THE ENDURING MYSTERY OF THE BRADLEY KISER STATION

The Bradley Kiser 66 Super Service Station.

One of the small mysteries of Route 66 is the ‘Bradley Kiser 66 Super Service Station’ in Alanreed, Texas.  The only information that is seemingly available is the notice on the building which reads ‘Built by Bradley Kiser 1930’. So, is there any more to be found? Well, a little.

Sanford Bradley Kiser was born in Tennessee in 1892, to Thomas Sanford and Sara Ann ‘Sallie’ Kiser, one of nine children. Thomas was a farmer and Bradley grew up labouring first in Tennessee and then in Oklahoma.

Miss Myrtle Alpha Boystun before her marriage to Bradley Kiser in 1915.

In 1915 the tall blue-eyed Bradley married Myrtle Alpha Boydstun, a beautiful 20-year-old Texan, and the ninth and final child of Henry Sanford Boydstun.
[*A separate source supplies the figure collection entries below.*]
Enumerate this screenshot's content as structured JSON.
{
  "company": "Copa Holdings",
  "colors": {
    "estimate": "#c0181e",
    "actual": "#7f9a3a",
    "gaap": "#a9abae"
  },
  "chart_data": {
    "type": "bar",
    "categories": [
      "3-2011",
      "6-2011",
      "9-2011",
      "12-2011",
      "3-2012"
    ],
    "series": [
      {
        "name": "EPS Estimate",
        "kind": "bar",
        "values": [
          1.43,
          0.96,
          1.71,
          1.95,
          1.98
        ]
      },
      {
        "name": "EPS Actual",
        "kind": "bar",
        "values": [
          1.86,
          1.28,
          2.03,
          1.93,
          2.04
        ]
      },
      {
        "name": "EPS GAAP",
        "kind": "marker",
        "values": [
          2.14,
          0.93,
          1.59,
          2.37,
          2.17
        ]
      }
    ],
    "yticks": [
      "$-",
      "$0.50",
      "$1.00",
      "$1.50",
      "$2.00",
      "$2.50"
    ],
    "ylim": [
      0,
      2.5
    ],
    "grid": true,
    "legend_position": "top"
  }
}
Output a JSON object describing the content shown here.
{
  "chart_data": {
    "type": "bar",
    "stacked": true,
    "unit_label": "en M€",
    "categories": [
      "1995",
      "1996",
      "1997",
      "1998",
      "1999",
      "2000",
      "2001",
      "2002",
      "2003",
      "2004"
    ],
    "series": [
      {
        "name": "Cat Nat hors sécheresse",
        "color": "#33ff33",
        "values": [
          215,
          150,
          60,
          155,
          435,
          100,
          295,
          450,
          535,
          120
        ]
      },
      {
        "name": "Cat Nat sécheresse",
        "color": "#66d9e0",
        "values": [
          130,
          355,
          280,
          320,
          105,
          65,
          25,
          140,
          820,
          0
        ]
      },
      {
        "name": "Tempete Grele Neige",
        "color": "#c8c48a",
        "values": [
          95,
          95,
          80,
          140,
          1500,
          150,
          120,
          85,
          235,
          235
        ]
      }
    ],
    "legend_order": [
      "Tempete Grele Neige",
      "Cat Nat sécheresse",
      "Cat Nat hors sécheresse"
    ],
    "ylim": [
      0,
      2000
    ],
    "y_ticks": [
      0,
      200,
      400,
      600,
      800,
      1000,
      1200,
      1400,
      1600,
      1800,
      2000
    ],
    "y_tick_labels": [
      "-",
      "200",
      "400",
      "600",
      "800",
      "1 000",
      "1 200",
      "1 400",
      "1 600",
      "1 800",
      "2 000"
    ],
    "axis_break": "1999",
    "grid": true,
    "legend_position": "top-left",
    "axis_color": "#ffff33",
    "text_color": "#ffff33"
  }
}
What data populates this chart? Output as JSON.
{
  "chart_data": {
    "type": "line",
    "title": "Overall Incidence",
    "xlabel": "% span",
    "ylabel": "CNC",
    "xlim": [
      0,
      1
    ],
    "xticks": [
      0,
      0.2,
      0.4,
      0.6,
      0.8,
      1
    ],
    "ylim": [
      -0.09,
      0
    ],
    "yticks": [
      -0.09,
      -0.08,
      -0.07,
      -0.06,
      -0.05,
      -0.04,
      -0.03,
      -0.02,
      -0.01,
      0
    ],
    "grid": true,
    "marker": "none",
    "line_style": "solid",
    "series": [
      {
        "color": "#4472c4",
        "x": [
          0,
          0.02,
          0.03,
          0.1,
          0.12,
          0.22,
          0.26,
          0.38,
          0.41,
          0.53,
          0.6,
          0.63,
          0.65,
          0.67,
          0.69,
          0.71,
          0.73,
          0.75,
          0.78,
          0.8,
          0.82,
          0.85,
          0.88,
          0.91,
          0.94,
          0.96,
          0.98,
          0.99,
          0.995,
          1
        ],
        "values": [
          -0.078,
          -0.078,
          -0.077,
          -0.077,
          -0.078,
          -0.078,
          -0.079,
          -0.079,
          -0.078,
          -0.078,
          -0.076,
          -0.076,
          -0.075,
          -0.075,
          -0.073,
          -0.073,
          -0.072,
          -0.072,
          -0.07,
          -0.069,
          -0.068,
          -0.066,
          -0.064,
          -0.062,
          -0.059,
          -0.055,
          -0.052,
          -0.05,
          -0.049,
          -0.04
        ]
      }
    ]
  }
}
To Route 66 aficionados and ghost town hunters that name may be familiar and that’s because Henry (and his wife Mary) were the first homesteaders in the area of what is now famed as the Jericho Gap. They filed a claim on land in 1887 and it eventually grew to have a post office and a siding for the Chicago, Rock Island and Gulf Railway. Now it’s just a name – and one that is technically misspelled!

Bradley and Myrtle had two children, a daughter Joeldine in 1916 and a son, Roy Sanford in 1921. Both children were born in Donley County, Texas, and it seems the family may have flitted between Oklahoma and Texas until 1922 by which time Bradley was farming in his own right with his younger brother, Hoyt, helping him.

Then, at some point, he appears to have diversified into building and running a service station. First thing, is that date correct? Well, maybe… According to the 1930 census, Bradley was indeed a filling station operator. However, census information was often collected for several months before the official ‘census day’ of April 1. It is entirely possible that the service station was already in operation in the late 1920s.

The station stood where two alignments of Route 66 met.

Bradley didn’t stay in the service station business for long. In the late 1930s he became the foreman of the Bruce Nursery, famed for its shrubs and orchard trees. (The owner, Paul M Bruce, built the famous ‘petrified wood’ house of Alanreed in 1925. It still stands six miles north of Alanreed but is now on private property.)

Bradley and Myrtle in later years.

The Kisers then moved a little way north to Kellerville where one of Bradley’s last jobs was as an oilfield pumper (he would have been 60 by now). In 1955 they returned to McLean, living in a little house on North Clarendon, where Myrtle died in 1973. Bradley passed away nine years later in 1982; they are both buried in the cemetery in McLean.

The home in McLean where the Kisers lived in the 1950s and ’60s. Built in 1920, the house is in disrepair and currently for sale.

The station was restored in around 1993 and is in the excellent care of the Old Texas Route 66 Association which continues to ensure its survival.

And then there is one final mystery, one so blindingly obvious that I actually missed it at first – the name ‘Sanford’. It was not only his given first name, but both the middle name of Bradley’s father and his father-in-law and clearly significant enough for him to add it to his son’s name (who, in turn, named his own son Roy Sanford…). Surely this can be no coincidence, but I can find no connection between the families. Yet.

Inside the 66 Super Service Station.